An Open Source Data Contamination Report for Large Language Models (2310.17589v3)

Published 26 Oct 2023 in cs.CL and cs.AI

Abstract: Data contamination in model evaluation has become increasingly prevalent with the growing popularity of LLMs. It allows models to "cheat" via memorisation instead of displaying true capabilities. Therefore, contamination analysis has become an crucial part of reliable model evaluation to validate results. However, existing contamination analysis is usually conducted internally by LLM developers and often lacks transparency and completeness. This paper presents an extensive data contamination report for over 15 popular LLMs across six popular multiple-choice QA benchmarks. We also introduce an open-source pipeline that enables the community to perform contamination analysis on customised data and models. Our experiments reveal varying contamination levels ranging from 1\% to 45\% across benchmarks, with the contamination degree increasing rapidly over time. Performance analysis of LLMs indicates that data contamination does not necessarily lead to increased model metrics: while significant accuracy boosts of up to 14\% and 7\% are observed on contaminated C-Eval and Hellaswag benchmarks, only a minimal increase is noted on contaminated MMLU. We also find larger models seem able to gain more advantages than smaller models on contaminated test sets.

PDF HTML Abstract

An Analysis of Data Contamination in LLMs

The paper "An Open-Source Data Contamination Report for LLMs" offers a comprehensive examination of data contamination in the context of LLMs. The paper acknowledges the increasing prevalence of data contamination, where test examples inadvertently appear in training datasets, potentially compromising the validity of model evaluations by allowing models to memorize rather than generalize.

Methodology and Contributions

The authors present an open-source pipeline to address the transparency deficits in existing data contamination studies, which are typically conducted internally by LLM developers. This pipeline aims to enable the community to systematically analyze contamination across custom datasets and models. The paper focuses on 15 popular LLMs and six multiple-choice question-answering (MCQA) benchmarks: Winogrande, AI2 ARC, CommonsenseQA, HellaSwag, MMLU, and C-Eval. Key findings from these evaluations reveal the contamination levels range from 1% to 45.8% across different benchmarks.

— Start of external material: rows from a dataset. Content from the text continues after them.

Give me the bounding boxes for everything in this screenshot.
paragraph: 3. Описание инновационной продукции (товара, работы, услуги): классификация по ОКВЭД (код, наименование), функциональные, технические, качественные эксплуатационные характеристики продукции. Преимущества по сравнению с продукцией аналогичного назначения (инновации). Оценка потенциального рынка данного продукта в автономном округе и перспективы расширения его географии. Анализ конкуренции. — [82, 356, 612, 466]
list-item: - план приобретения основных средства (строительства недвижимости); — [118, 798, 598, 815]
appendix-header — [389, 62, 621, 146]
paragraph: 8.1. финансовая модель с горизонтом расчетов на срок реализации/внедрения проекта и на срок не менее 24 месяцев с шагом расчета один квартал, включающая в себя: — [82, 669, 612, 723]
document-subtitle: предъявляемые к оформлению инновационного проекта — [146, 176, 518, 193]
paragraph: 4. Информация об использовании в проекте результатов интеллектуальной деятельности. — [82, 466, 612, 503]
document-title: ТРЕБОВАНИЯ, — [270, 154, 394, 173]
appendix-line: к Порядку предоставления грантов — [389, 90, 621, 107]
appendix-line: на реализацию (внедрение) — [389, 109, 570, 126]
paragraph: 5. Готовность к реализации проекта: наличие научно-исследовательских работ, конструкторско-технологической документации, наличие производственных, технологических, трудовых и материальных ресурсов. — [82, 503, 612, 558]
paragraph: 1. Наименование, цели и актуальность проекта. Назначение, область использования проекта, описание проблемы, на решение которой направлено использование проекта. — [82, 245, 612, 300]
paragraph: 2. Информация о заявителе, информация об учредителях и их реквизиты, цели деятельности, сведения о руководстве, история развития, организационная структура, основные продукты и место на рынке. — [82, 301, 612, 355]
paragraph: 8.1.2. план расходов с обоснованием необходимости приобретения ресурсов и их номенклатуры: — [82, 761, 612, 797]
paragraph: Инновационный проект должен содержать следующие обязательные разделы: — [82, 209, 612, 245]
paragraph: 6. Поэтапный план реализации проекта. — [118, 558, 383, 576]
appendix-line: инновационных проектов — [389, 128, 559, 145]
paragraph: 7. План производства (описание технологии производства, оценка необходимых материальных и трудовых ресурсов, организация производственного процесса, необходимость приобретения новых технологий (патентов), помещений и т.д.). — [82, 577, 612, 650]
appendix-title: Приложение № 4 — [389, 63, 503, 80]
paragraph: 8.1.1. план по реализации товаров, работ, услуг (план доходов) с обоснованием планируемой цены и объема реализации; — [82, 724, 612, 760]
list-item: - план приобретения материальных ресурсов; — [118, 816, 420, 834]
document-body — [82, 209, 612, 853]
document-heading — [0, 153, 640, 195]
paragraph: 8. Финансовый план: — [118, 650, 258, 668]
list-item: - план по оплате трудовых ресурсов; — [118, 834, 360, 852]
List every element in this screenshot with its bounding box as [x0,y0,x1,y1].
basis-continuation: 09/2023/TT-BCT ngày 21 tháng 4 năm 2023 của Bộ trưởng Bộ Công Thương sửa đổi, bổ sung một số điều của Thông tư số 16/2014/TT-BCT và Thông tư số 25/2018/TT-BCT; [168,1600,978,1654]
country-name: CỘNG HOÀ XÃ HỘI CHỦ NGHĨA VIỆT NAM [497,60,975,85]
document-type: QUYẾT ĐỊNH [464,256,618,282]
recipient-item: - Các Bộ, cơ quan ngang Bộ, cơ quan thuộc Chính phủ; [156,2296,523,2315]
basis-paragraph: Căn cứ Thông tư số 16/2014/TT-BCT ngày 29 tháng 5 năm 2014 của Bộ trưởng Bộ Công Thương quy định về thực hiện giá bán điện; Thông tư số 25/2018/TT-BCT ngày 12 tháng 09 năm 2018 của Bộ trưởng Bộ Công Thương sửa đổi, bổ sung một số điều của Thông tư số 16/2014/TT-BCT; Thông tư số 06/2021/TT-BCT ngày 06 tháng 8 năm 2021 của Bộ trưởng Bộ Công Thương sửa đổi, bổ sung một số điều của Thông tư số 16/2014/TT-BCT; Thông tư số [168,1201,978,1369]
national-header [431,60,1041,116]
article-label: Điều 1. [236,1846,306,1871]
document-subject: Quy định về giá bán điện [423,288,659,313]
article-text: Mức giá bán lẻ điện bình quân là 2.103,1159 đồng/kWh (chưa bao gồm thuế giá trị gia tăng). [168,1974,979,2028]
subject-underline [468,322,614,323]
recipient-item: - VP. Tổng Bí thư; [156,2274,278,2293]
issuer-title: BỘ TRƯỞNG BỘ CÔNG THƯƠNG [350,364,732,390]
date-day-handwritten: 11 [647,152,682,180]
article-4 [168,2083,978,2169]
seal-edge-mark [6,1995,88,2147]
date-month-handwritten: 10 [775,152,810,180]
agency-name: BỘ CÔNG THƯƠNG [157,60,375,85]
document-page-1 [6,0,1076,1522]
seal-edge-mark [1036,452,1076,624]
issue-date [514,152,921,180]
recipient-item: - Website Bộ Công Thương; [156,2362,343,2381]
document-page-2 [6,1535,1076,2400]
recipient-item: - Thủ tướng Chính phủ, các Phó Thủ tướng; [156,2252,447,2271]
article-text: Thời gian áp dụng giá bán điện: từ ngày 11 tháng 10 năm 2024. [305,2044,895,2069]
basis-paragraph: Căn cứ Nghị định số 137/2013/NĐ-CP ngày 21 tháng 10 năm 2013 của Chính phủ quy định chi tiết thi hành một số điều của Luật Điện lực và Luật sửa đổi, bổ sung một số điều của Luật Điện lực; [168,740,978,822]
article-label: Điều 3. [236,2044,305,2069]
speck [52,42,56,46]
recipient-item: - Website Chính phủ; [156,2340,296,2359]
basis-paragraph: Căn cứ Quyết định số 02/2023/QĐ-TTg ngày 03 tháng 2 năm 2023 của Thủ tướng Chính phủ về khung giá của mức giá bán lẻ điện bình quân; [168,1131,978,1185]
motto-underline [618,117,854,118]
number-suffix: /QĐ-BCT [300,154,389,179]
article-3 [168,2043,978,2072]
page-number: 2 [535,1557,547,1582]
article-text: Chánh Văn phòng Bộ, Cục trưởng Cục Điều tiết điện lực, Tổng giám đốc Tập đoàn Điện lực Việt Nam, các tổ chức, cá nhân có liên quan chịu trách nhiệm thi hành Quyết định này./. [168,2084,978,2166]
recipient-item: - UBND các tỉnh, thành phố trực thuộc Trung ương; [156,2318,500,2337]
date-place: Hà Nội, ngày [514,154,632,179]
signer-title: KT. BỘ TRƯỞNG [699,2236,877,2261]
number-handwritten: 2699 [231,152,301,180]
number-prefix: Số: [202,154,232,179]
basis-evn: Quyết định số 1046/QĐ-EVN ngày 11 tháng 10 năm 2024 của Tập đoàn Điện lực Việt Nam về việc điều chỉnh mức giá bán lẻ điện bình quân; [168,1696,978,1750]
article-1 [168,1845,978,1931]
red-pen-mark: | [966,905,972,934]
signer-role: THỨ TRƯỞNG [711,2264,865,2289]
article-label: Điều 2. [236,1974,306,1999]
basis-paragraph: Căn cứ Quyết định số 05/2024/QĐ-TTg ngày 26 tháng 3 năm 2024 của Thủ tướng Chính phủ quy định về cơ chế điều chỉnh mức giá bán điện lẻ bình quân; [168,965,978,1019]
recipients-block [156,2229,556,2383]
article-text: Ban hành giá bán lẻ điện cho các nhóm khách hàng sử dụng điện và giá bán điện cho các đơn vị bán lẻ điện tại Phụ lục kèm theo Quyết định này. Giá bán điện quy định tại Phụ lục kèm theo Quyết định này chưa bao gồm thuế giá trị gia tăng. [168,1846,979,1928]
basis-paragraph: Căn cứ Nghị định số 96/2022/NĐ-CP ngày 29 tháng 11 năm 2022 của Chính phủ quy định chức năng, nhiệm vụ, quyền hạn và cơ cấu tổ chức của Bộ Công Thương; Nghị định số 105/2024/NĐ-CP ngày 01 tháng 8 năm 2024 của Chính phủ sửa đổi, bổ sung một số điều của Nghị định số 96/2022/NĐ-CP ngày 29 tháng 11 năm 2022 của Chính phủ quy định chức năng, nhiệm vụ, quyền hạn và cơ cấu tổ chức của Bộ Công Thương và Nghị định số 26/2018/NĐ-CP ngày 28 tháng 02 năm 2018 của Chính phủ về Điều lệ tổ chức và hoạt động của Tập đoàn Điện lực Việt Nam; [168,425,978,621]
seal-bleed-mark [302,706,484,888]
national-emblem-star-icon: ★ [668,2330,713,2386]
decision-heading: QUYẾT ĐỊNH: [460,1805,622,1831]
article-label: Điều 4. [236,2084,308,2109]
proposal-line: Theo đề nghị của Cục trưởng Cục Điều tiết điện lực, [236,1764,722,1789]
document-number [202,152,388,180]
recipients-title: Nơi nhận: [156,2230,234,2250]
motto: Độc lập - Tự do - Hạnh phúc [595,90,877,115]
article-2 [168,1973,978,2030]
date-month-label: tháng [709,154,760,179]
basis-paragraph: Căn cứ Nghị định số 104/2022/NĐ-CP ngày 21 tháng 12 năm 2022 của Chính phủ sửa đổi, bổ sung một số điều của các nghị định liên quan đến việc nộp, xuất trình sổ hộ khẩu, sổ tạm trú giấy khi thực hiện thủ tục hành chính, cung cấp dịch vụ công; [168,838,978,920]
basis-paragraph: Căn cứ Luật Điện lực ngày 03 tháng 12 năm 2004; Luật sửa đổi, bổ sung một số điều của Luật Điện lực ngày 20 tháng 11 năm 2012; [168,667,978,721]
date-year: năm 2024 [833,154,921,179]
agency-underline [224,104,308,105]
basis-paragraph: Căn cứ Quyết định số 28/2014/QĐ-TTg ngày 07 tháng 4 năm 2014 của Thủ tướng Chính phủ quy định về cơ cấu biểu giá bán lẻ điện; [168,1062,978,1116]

Key Findings and Evaluations

A notable insight from the research is the rapid increase in contamination levels over time, as observed by comparing Common Crawl archives from December 2020 to October 2023. Additionally, the paper highlights that larger models tend to benefit more from contaminated datasets compared to smaller models, due to their enhanced memorization capabilities. However, this advantage does not uniformly translate to better performance across all benchmarks; while some datasets exhibit accuracy improvements, others show minimal changes or even reductions in performance.

The results also underscore that contamination is not homogeneously distributed across internet domains, suggesting that strategic domain filtering could mitigate contamination risks. The research provides detailed performance assessments on clean versus contaminated subsets, showing significant accuracy differences particularly for larger models on contaminated sets.

Implications and Future Directions

The implications of this work are manifold. Practically, the methodologies proposed provide researchers and practitioners with tools to better audit and understand the contamination impact on benchmark results. Theoretically, the findings provoke a deeper examination into the reliance on potentially contaminated datasets for training and evaluating LLMs.

Future work could expand on this research by employing less restrictive contamination detection methodologies to capture a broader range of contamination scenarios. Additionally, exploring methods to reduce the reliance on web-sourced data, or enhance the robustness of models against memorization, could yield significant benefits.

Conclusion

This paper significantly contributes to the discourse on AI model evaluation integrity by shedding light on the implications of data contamination. It calls for more transparent and community-driven approaches to contamination analysis to ensure the reliable assessment of LLM capabilities and to guide the ongoing development of robust, generalizable AI systems.